Introdução. No relacionamento entre as pessoas físicas ou jurídicas pode ocorrer que alguém precise de algum recurso e não o tem. Busca-o, então, com terceiros um empréstimo para satisfazer necessidade imediata. Através do empréstimo surge a dívida. Outra coisa não significa que a assunção de um compromisso financeiro assumido por empréstimo no âmbito interno ou externo.
Outra vertente entende que todo e qualquer encargo que recaia sobre um ente se constitua em dívida.
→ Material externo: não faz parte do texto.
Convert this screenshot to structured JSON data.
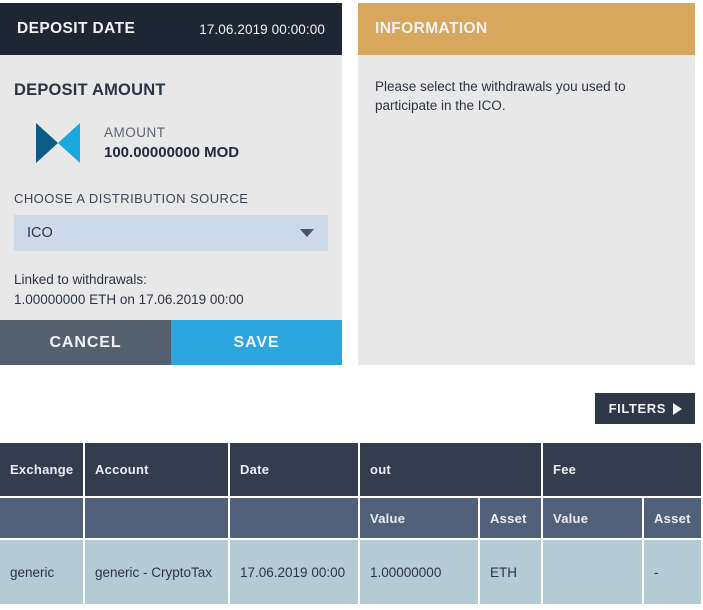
{
  "deposit_panel": {
    "header_title": "DEPOSIT DATE",
    "header_date": "17.06.2019 00:00:00",
    "section_title": "DEPOSIT AMOUNT",
    "amount_label": "AMOUNT",
    "amount_value": "100.00000000 MOD",
    "logo_name": "mod-token-logo",
    "field_label": "CHOOSE A DISTRIBUTION SOURCE",
    "select_value": "ICO",
    "linked_label": "Linked to withdrawals:",
    "linked_value": "1.00000000 ETH on 17.06.2019 00:00",
    "cancel_label": "CANCEL",
    "save_label": "SAVE"
  },
  "information_panel": {
    "header_title": "INFORMATION",
    "body_text": "Please select the withdrawals you used to participate in the ICO."
  },
  "filters": {
    "label": "FILTERS"
  },
  "table": {
    "group_headers": [
      {
        "label": "Exchange",
        "colspan": 1
      },
      {
        "label": "Account",
        "colspan": 1
      },
      {
        "label": "Date",
        "colspan": 1
      },
      {
        "label": "out",
        "colspan": 2
      },
      {
        "label": "Fee",
        "colspan": 2
      }
    ],
    "sub_headers": [
      "",
      "",
      "",
      "Value",
      "Asset",
      "Value",
      "Asset"
    ],
    "rows": [
      {
        "exchange": "generic",
        "account": "generic - CryptoTax",
        "date": "17.06.2019 00:00",
        "out_value": "1.00000000",
        "out_asset": "ETH",
        "fee_value": "",
        "fee_asset": "-"
      }
    ]
  },
  "colors": {
    "header_dark": "#1f2633",
    "info_gold": "#d7a75e",
    "panel_body": "#e8e8e8",
    "select_bg": "#ccd9e8",
    "cancel": "#55606e",
    "save": "#2ba6de",
    "table_head": "#333d4e",
    "table_subhead": "#52617a",
    "table_row": "#b5cbd3",
    "logo_dark": "#0d5c86",
    "logo_light": "#19a8e0"
  }
}
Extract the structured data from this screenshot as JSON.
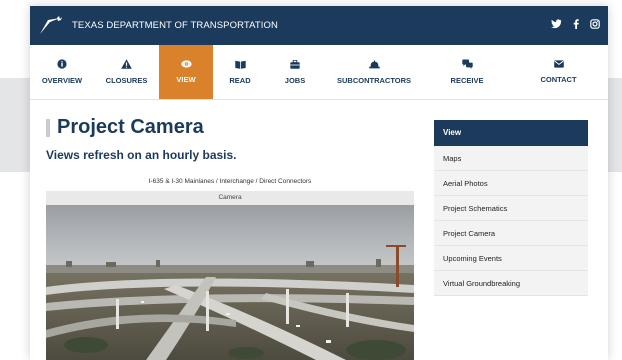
{
  "header": {
    "agency": "TEXAS DEPARTMENT OF TRANSPORTATION",
    "social_icons": [
      "twitter-icon",
      "facebook-icon",
      "instagram-icon"
    ]
  },
  "nav": {
    "items": [
      {
        "label": "OVERVIEW",
        "icon": "info-icon"
      },
      {
        "label": "CLOSURES",
        "icon": "warning-icon"
      },
      {
        "label": "VIEW",
        "icon": "eye-icon",
        "active": true
      },
      {
        "label": "READ",
        "icon": "book-icon"
      },
      {
        "label": "JOBS",
        "icon": "briefcase-icon"
      },
      {
        "label": "SUBCONTRACTORS",
        "icon": "hardhat-icon"
      },
      {
        "label": "RECEIVE",
        "icon": "chat-icon"
      },
      {
        "label": "CONTACT",
        "icon": "envelope-icon"
      }
    ]
  },
  "main": {
    "title": "Project Camera",
    "subtitle": "Views refresh on an hourly basis.",
    "camera_caption": "I-635 & I-30 Mainlanes / Interchange / Direct Connectors",
    "camera_header": "Camera"
  },
  "sidebar": {
    "heading": "View",
    "items": [
      "Maps",
      "Aerial Photos",
      "Project Schematics",
      "Project Camera",
      "Upcoming Events",
      "Virtual Groundbreaking"
    ]
  },
  "colors": {
    "brand_navy": "#1b3a5c",
    "active_orange": "#d9822b"
  }
}
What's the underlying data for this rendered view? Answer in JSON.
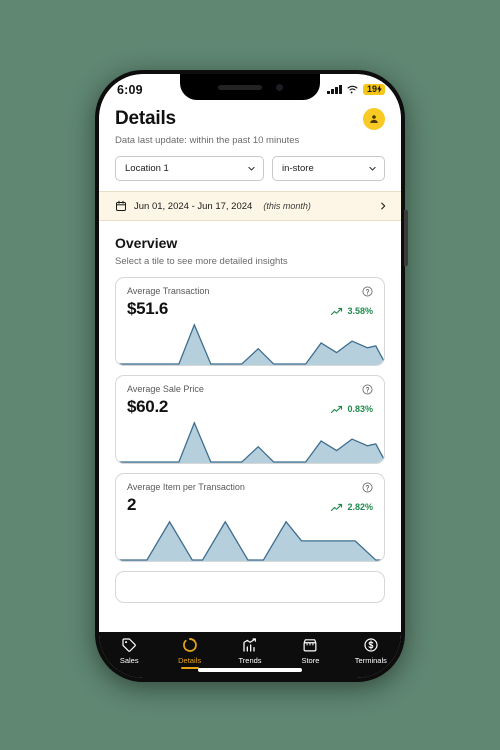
{
  "status_bar": {
    "time": "6:09",
    "battery": "19",
    "battery_charging": true,
    "wifi_icon": "wifi-icon",
    "cellular_icon": "cellular-bars-icon"
  },
  "header": {
    "title": "Details",
    "subtitle": "Data last update: within the past 10 minutes",
    "avatar_icon": "user-avatar-icon",
    "avatar_color": "#f9ca24"
  },
  "filters": {
    "location": {
      "value": "Location 1",
      "chevron_icon": "chevron-down-icon"
    },
    "channel": {
      "value": "in-store",
      "chevron_icon": "chevron-down-icon"
    }
  },
  "date_bar": {
    "calendar_icon": "calendar-icon",
    "range": "Jun 01, 2024 - Jun 17, 2024",
    "scope": "(this month)",
    "chevron_icon": "chevron-right-icon",
    "background": "#fdf6e6"
  },
  "overview": {
    "title": "Overview",
    "subtitle": "Select a tile to see more detailed insights"
  },
  "cards": [
    {
      "label": "Average Transaction",
      "value": "$51.6",
      "delta": "3.58%",
      "delta_color": "#1f8a4c",
      "trend_icon": "trend-up-icon",
      "help_icon": "help-circle-icon"
    },
    {
      "label": "Average Sale Price",
      "value": "$60.2",
      "delta": "0.83%",
      "delta_color": "#1f8a4c",
      "trend_icon": "trend-up-icon",
      "help_icon": "help-circle-icon"
    },
    {
      "label": "Average Item per Transaction",
      "value": "2",
      "delta": "2.82%",
      "delta_color": "#1f8a4c",
      "trend_icon": "trend-up-icon",
      "help_icon": "help-circle-icon"
    }
  ],
  "chart_data": [
    {
      "type": "area",
      "title": "Average Transaction",
      "x": [
        0,
        1,
        2,
        3,
        4,
        5,
        6,
        7,
        8,
        9,
        10,
        11,
        12,
        13,
        14,
        15,
        16
      ],
      "values": [
        0,
        0,
        0,
        0,
        100,
        0,
        0,
        38,
        0,
        0,
        0,
        52,
        24,
        54,
        30,
        34,
        8
      ],
      "ylim": [
        0,
        100
      ],
      "grid": false,
      "legend": "none",
      "line_color": "#3d6e8f",
      "fill_color": "#b6cfdd"
    },
    {
      "type": "area",
      "title": "Average Sale Price",
      "x": [
        0,
        1,
        2,
        3,
        4,
        5,
        6,
        7,
        8,
        9,
        10,
        11,
        12,
        13,
        14,
        15,
        16
      ],
      "values": [
        0,
        0,
        0,
        0,
        100,
        0,
        0,
        38,
        0,
        0,
        0,
        52,
        24,
        54,
        30,
        34,
        8
      ],
      "ylim": [
        0,
        100
      ],
      "grid": false,
      "legend": "none",
      "line_color": "#3d6e8f",
      "fill_color": "#b6cfdd"
    },
    {
      "type": "area",
      "title": "Average Item per Transaction",
      "x": [
        0,
        1,
        2,
        3,
        4,
        5,
        6,
        7,
        8,
        9,
        10,
        11,
        12,
        13,
        14,
        15,
        16
      ],
      "values": [
        0,
        0,
        0,
        0,
        100,
        0,
        100,
        0,
        0,
        0,
        100,
        56,
        56,
        56,
        56,
        0,
        0
      ],
      "ylim": [
        0,
        100
      ],
      "grid": false,
      "legend": "none",
      "line_color": "#3d6e8f",
      "fill_color": "#b6cfdd"
    }
  ],
  "tabs": [
    {
      "label": "Sales",
      "icon": "tag-icon",
      "active": false
    },
    {
      "label": "Details",
      "icon": "donut-chart-icon",
      "active": true
    },
    {
      "label": "Trends",
      "icon": "bar-chart-icon",
      "active": false
    },
    {
      "label": "Store",
      "icon": "storefront-icon",
      "active": false
    },
    {
      "label": "Terminals",
      "icon": "dollar-circle-icon",
      "active": false
    }
  ],
  "accent_color": "#e8a317"
}
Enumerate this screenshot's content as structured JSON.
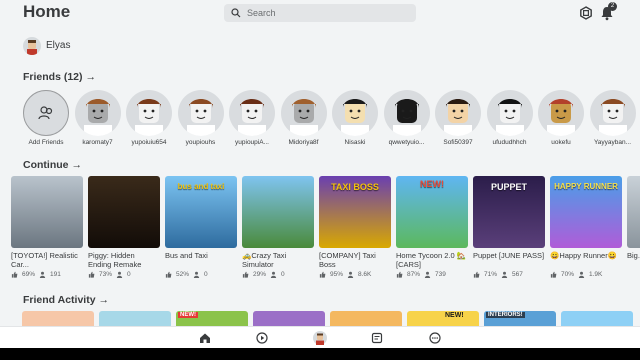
{
  "header": {
    "title": "Home",
    "search_placeholder": "Search",
    "notification_count": "2"
  },
  "user": {
    "name": "Elyas"
  },
  "friends": {
    "title": "Friends (12)",
    "chevron": "→",
    "add_label": "Add Friends",
    "items": [
      {
        "name": "karomaty7"
      },
      {
        "name": "yupoiuiu654"
      },
      {
        "name": "youpiouhs"
      },
      {
        "name": "yupioupiA..."
      },
      {
        "name": "Midoriya8f"
      },
      {
        "name": "Nisaski"
      },
      {
        "name": "qwwetyuio..."
      },
      {
        "name": "Sofi50397"
      },
      {
        "name": "ufududhhch"
      },
      {
        "name": "uokefu"
      },
      {
        "name": "Yayyayban..."
      }
    ]
  },
  "continue": {
    "title": "Continue",
    "chevron": "→",
    "games": [
      {
        "title": "[TOYOTA!] Realistic Car...",
        "rating": "69%",
        "players": "191",
        "thumb_text": ""
      },
      {
        "title": "Piggy: Hidden Ending Remake",
        "rating": "73%",
        "players": "0",
        "thumb_text": ""
      },
      {
        "title": "Bus and Taxi",
        "rating": "52%",
        "players": "0",
        "thumb_text": "bus and taxi"
      },
      {
        "title": "🚕Crazy Taxi Simulator",
        "rating": "29%",
        "players": "0",
        "thumb_text": ""
      },
      {
        "title": "[COMPANY] Taxi Boss",
        "rating": "95%",
        "players": "8.6K",
        "thumb_text": "TAXI BOSS"
      },
      {
        "title": "Home Tycoon 2.0 🏡 [CARS]",
        "rating": "87%",
        "players": "739",
        "thumb_text": "NEW!"
      },
      {
        "title": "Puppet [JUNE PASS]",
        "rating": "71%",
        "players": "567",
        "thumb_text": "PUPPET"
      },
      {
        "title": "😀Happy Runner😀",
        "rating": "70%",
        "players": "1.9K",
        "thumb_text": "HAPPY RUNNER"
      },
      {
        "title": "Big...",
        "rating": "",
        "players": "",
        "thumb_text": ""
      }
    ]
  },
  "activity": {
    "title": "Friend Activity",
    "chevron": "→",
    "badge_new": "NEW!",
    "badge_interiors": "INTERIORS!"
  },
  "colors": {
    "background": "#f2f4f5",
    "text": "#393b3d",
    "nav_bg": "#ffffff"
  }
}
Questão de posicionamento.
Todos nós, em certo momento da vida, assumimos uma obrigação financeira para efetuarmos o pagamento na data aprazada. Seja na compra de um veículo, de uma casa, para garantia do estudo de filhos. Se a renda mensal não garante a assunção do compromisso buscado, valemo-nos de um banco ou de uma financeira para suportar os encargos.
De igual maneira os países assumem dívida para suportar seus encargos financeiros ou sociais.
Montante da dívida. A dívida federal é de 6.64 trilhões de reais para março de 2024. Em relação ao PIB atingiu 75,6%. Os detentores da dívida são instituições financeiras e o grupo da Previdência. A dívida externa é de 335,6 bilhões de dólares
Começo da dívida. A dívida brasileira começa com a independência. Para que fosse reconhecida pelos países estrangeiros e, especialmente, pela Inglaterra, tivemos que assumir a dívida de Portugal. 1.400.000 (um milhão e quatrocentos mil libras) para pagamento da dívida com a Inglaterra, mediante financiamento com Rotschild & Sons.
Durante muito tempo o grande credor mundial era o Fundo Monetário Internacional – FMI (entidade criada em 1944 em Bretton Woods) que, através de seu banco o Banco Mundial emprestava dinheiro aos países para financiamento de produção ou para equilíbrio de contas, para depois, efetuar o pagamento dos juros pactuados.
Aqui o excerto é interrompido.